Día de Santiago (St James’s Day) July 25. An opportunity for a fiesta in many parts of the country, most notably in Chiapas, where big celebrations are held at San Cristóbal de las Casas.
Día de la Asunción (Assumption Day) Aug 15. This is the day when the Virgin Mary is believed to have ascended to heaven, and although it isn’t a public holiday, it’s celebrated around the country, most notably at Oxkutzcab and Izamal in Yucatán, and Cholula in Puebla State.
Independence Day Sept 16. While Easter and Carnaval are popular, this one is more official, marking the historic day in 1810 when Manuel Hidalgo y Costilla issued the Grito (Cry of Independence) from his parish church in Dolores, now Dolores Hidalgo, Guanajuato, which is still the centre of commemoration. You’ll also find the day marked in the capital with mass recitation of the Grito in the Zócalo, followed by fireworks, music and dancing. Nevertheless, in some ways it’s more solemn than the religious festivals.
Festival Internacional de Santa Lucía end of Sept and beginning of Oct. Formerly the Festival Cultural of Monterrey’s Barrio Antiguo, showcasing local rock bands and other eclectic musicians, this festival has been reborn, having outgrown the confines of the Barrio Antiguo to become a citywide event. It’s now Mexico’s third-biggest music festival after Guanajuato’s Festival Cervantino and Alamos’ Festival Ortiz Tirado.

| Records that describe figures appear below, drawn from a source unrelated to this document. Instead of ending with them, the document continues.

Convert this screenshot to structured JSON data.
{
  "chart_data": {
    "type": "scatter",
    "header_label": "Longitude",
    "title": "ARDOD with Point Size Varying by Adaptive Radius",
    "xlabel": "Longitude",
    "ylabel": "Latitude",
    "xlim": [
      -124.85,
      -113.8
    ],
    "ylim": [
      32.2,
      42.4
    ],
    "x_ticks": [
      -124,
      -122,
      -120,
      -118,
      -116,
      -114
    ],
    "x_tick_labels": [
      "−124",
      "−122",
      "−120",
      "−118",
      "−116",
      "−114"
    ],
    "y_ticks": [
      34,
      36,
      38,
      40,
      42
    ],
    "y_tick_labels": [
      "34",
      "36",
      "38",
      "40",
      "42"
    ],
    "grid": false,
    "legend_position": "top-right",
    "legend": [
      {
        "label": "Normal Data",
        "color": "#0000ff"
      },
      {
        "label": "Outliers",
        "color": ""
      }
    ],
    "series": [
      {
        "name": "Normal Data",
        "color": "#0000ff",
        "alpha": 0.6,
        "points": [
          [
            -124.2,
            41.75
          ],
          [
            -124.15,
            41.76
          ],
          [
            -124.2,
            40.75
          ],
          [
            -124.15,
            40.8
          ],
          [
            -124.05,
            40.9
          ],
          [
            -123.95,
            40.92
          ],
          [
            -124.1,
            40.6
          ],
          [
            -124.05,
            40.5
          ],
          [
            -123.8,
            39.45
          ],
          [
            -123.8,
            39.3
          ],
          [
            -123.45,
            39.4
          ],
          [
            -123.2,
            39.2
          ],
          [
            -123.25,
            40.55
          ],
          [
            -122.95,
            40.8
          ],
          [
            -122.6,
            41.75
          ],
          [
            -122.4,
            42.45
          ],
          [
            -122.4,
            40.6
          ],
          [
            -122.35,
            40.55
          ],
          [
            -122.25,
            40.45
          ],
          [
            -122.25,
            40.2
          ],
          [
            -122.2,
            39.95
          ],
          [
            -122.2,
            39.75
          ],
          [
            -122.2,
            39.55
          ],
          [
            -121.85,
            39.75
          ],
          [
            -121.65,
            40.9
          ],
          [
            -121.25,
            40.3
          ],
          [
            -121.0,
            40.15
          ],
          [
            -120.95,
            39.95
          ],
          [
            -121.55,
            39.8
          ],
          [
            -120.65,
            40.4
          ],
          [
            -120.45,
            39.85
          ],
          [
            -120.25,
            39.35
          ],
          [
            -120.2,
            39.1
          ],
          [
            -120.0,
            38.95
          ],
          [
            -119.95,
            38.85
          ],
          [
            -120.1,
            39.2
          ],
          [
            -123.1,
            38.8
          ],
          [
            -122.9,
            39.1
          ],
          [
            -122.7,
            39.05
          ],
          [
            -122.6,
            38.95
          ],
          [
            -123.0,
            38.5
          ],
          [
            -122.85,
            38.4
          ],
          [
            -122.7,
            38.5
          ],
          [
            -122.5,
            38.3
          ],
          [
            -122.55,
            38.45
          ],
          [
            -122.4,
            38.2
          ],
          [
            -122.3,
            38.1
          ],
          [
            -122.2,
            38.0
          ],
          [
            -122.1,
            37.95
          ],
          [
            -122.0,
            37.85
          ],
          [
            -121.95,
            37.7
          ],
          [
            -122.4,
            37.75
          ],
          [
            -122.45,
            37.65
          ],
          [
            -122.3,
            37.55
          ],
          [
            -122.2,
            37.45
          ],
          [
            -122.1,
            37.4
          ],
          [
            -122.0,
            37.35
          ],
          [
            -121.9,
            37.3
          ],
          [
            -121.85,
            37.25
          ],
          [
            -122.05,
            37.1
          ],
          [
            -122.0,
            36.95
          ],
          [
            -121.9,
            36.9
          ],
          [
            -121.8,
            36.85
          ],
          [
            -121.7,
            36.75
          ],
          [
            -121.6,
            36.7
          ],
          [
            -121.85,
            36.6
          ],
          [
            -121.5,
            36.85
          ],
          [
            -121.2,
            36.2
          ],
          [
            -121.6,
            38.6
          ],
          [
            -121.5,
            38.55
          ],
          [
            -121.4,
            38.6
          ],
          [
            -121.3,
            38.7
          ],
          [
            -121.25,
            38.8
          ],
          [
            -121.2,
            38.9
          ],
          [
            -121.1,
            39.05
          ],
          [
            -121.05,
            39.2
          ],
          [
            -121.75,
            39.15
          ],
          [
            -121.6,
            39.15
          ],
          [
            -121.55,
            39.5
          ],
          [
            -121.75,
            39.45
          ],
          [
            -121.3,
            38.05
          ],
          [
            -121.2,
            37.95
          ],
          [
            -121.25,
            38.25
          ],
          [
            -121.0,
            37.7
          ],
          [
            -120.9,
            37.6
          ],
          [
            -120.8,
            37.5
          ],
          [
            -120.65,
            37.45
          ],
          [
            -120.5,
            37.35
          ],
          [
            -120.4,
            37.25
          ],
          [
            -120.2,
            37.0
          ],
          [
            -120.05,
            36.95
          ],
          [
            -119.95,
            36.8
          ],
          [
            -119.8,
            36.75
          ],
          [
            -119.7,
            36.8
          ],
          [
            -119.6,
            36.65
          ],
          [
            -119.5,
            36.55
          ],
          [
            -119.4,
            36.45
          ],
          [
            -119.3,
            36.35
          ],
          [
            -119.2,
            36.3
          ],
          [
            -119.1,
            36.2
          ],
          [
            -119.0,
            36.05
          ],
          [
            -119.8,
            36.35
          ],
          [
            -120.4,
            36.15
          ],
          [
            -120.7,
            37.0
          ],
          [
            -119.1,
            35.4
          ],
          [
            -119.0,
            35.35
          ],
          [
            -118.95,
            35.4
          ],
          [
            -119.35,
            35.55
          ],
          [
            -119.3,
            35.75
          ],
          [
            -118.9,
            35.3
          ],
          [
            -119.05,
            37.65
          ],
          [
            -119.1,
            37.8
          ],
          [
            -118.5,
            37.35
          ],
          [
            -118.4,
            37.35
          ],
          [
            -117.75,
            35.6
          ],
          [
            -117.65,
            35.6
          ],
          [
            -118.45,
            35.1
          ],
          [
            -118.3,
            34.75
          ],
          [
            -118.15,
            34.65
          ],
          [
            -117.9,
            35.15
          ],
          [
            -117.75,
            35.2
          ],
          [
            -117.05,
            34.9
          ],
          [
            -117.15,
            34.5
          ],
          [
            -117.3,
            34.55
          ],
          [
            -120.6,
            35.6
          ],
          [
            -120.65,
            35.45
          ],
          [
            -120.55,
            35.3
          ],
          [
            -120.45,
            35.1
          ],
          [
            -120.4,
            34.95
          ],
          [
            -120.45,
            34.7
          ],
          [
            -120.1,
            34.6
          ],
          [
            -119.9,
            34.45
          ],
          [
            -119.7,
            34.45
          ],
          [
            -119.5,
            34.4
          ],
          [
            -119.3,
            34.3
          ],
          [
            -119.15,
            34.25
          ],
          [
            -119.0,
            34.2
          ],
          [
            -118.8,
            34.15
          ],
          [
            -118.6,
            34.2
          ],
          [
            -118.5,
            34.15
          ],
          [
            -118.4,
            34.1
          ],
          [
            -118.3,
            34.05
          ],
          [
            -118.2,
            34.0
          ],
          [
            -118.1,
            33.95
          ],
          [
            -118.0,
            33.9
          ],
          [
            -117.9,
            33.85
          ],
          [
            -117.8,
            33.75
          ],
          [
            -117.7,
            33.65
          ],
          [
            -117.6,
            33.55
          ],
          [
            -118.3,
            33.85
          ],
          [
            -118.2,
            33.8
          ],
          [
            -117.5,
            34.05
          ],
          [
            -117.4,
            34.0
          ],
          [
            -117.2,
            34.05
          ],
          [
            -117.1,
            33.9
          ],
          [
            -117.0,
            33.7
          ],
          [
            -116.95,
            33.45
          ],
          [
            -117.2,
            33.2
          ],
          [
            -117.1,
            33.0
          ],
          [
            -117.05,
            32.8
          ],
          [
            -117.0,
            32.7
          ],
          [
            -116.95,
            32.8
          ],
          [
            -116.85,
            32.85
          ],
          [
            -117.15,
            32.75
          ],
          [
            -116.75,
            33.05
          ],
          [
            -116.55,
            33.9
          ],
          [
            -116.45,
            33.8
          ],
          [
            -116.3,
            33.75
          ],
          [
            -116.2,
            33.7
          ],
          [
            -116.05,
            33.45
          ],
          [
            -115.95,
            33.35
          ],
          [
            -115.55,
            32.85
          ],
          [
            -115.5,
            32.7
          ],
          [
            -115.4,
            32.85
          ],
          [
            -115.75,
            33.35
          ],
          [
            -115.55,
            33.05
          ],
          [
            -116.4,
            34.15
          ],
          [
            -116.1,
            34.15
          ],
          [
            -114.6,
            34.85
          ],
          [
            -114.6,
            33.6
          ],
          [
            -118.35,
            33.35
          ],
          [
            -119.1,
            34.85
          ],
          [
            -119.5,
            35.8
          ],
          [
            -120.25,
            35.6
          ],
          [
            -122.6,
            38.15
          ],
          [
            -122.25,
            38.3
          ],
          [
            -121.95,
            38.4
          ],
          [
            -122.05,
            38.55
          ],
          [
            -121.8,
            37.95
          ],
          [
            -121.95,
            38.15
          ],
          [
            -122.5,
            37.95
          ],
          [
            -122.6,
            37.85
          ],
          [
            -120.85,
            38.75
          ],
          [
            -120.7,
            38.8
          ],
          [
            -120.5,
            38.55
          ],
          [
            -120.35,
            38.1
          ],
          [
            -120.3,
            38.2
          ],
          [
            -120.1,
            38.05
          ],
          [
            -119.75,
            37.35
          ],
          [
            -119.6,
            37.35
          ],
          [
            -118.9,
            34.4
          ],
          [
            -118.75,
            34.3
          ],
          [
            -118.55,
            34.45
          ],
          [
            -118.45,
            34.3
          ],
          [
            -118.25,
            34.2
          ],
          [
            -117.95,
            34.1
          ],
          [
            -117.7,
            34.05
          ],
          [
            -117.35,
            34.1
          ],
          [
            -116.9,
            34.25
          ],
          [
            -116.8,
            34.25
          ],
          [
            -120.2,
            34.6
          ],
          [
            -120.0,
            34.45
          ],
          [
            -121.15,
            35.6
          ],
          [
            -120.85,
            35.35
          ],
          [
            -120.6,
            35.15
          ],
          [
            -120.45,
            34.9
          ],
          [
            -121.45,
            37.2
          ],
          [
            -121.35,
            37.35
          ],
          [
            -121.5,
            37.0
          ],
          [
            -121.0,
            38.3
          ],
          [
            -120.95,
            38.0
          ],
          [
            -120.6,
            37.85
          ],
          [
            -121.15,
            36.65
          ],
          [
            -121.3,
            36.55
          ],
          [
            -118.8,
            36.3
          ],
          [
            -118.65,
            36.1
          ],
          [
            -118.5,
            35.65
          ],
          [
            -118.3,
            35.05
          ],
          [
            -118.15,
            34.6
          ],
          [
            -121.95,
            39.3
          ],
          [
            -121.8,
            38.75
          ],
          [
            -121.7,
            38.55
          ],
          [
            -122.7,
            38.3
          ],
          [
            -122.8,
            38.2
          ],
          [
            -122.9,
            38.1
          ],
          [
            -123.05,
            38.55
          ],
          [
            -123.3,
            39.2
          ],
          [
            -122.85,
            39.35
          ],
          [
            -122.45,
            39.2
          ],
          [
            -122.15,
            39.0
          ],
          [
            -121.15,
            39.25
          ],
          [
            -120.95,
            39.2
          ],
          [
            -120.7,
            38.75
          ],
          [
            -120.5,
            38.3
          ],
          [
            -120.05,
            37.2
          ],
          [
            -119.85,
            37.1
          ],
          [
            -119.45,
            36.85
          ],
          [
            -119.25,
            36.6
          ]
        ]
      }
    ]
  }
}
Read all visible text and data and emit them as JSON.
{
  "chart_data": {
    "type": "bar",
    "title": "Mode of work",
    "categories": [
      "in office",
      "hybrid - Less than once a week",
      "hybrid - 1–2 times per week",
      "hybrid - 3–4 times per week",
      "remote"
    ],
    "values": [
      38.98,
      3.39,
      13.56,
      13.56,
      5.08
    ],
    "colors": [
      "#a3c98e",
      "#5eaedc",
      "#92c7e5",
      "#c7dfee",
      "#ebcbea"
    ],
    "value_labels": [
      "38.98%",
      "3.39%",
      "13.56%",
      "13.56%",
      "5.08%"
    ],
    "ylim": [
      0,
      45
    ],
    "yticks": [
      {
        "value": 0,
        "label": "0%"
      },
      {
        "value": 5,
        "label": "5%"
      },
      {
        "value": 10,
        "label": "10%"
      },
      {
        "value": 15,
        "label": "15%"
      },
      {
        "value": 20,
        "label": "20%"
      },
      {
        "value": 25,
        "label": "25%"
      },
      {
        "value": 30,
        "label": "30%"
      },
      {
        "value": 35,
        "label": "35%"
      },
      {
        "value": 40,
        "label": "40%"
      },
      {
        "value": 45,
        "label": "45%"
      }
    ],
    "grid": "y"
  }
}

Festival Internacional Cervantino mid-Oct. Guanajuato’s big, two-and-a-half-week music fest, dating back to the 1970s. Every October, it brings together Mexican marimba legends, French jazz artists, choral music from England and international dance troupes.
The Day of the Dead (All Saints’/Souls’ Day, and its eve) Nov 1–2. Offerings are made to ancestors’ souls, frequently with picnics and all-night vigils at their graves, and people build shrines in their homes to honour their departed relatives. Sweetmeats and papier-mâché statues of dressed-up skeletons give the whole proceedings a rather gothic air. Head for cemeteries to see the really spectacular stuff, or to Pátzcuaro. For more details, see Día de los Muertos.
Día de la Virgen de Guadalupe Dec 12. Celebrations everywhere, and a huge day for pilgrims at the Basílica de Nuestra Señora de Guadalupe in Mexico City, home of Mexico’s most important Virgin (a manifestation, that is, of the biblical Virgin Mary), who appeared on this day in 1551.
Christmas Dec 25. A major holiday, with loads of people on the move and transport booked solid for weeks ahead. Gringo influence is heavy nowadays, with Santa Claus and Christmas trees, but the Mexican festival remains distinct in many ways, with a much stronger religious element (virtually every home has a Nativity crib). One of the more bizarre Christmas events takes place in Oaxaca, where there is a public display of Nativity cribs and other sculptures made of radishes.
Día de los Muertos
Día de los Muertos
If visitors know just one Mexican holiday, it’s probably the Day of the Dead, when families honour and remember those who have died. Actually taking place over two days, November 1 and 2, it’s an indigenous tradition unique to Mexico. With a few exceptions (such as the beautiful torch-lighting ceremony and festive dances around Lago de Pátzcuaro), it’s usually a private rite. In every home and many businesses people set up ofrendas (altars) for the deceased: the centrepiece is always a photograph, lit by candles. In addition to the photo, the person’s favourite foods are also placed on the altar, as a way of luring the soul back to this world. For the same reason, strong-scented, bright orange marigolds are often laid in a path leading to the altar, and resinous copal incense is lit.
On the streets, market stalls brim with eggy, orange-scented pan de muertos and colourfully iced sugar skulls. Families usually gather to eat dinner on the night of November 1, then visit gravesites, which are also cleaned and decorated. Far from being a sad time, the Day of the Dead is an occasion for telling funny stories, bonding with family and generally celebrating life.